A patent application (pictured) last month tipped Ferrari's hand
The patent filing, which you can view here, describes the system as being primarily intended to "improve the drivability of a sports car in conditions of poor grip," not necessarily to improve the vehicle's green status.
Ferrari’s design eliminates the associated heavy weight of 4WD vehicles by using two powerplants in the car – each to drive a separate pair of wheels – which in turn eliminates the need for heavy and bulky transfer cases and driveshafts. In all the designs, however, the engine is matched to an axle via a locking differential.
The design is similar to PSA Peugeot-Citroen’s hybrid system in that it separates the roles of the engine and electric motor. Furthermore, Ferrari has submitted six different layouts for the patent, with some of them calling for the electric motors to sit within the wheels instead of on a conventional axle.

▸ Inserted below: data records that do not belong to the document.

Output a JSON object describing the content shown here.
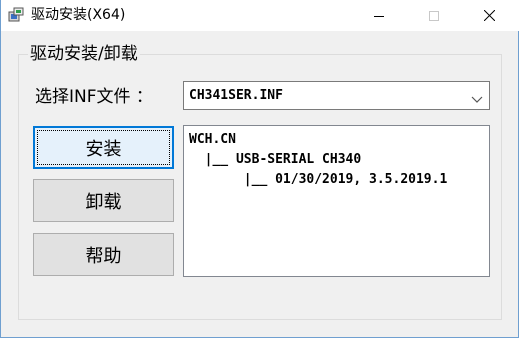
{
  "window": {
    "title": "驱动安装(X64)"
  },
  "group": {
    "title": "驱动安装/卸载"
  },
  "inf": {
    "label": "选择INF文件 ：",
    "selected": "CH341SER.INF"
  },
  "buttons": {
    "install": "安装",
    "uninstall": "卸载",
    "help": "帮助"
  },
  "info": {
    "lines": [
      "WCH.CN",
      "  |__ USB-SERIAL CH340",
      "       |__ 01/30/2019, 3.5.2019.1"
    ]
  },
  "icons": {
    "app": "driver-install-icon",
    "minimize": "minimize-icon",
    "maximize": "maximize-icon",
    "close": "close-icon",
    "dropdown": "chevron-down-icon"
  }
}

When applied to one of Ferrari’s cars, the system will likely feature an on-off switch that will allow the driver to decide whether or not they want standard RWD or the added safety of 4WD. The system will also allow for electric only propulsion at slow speeds, which will vastly improve Ferrari’s carbon footprint and position in the eyes of environmentalists.
What wasn’t revealed was any possibly launch date for the system but given its advanced nature we don’t expect to see any production 4WD hybrids for some time to come. Speaking with Car and Driver, however, CEO Felisa said the concept would be coming soon. "Not at Frankfurt," he said, "but shortly thereafter, probably at an American show." That times it right for a Los Angeles Auto Show debut, which is the last major auto show of the year in the U.S.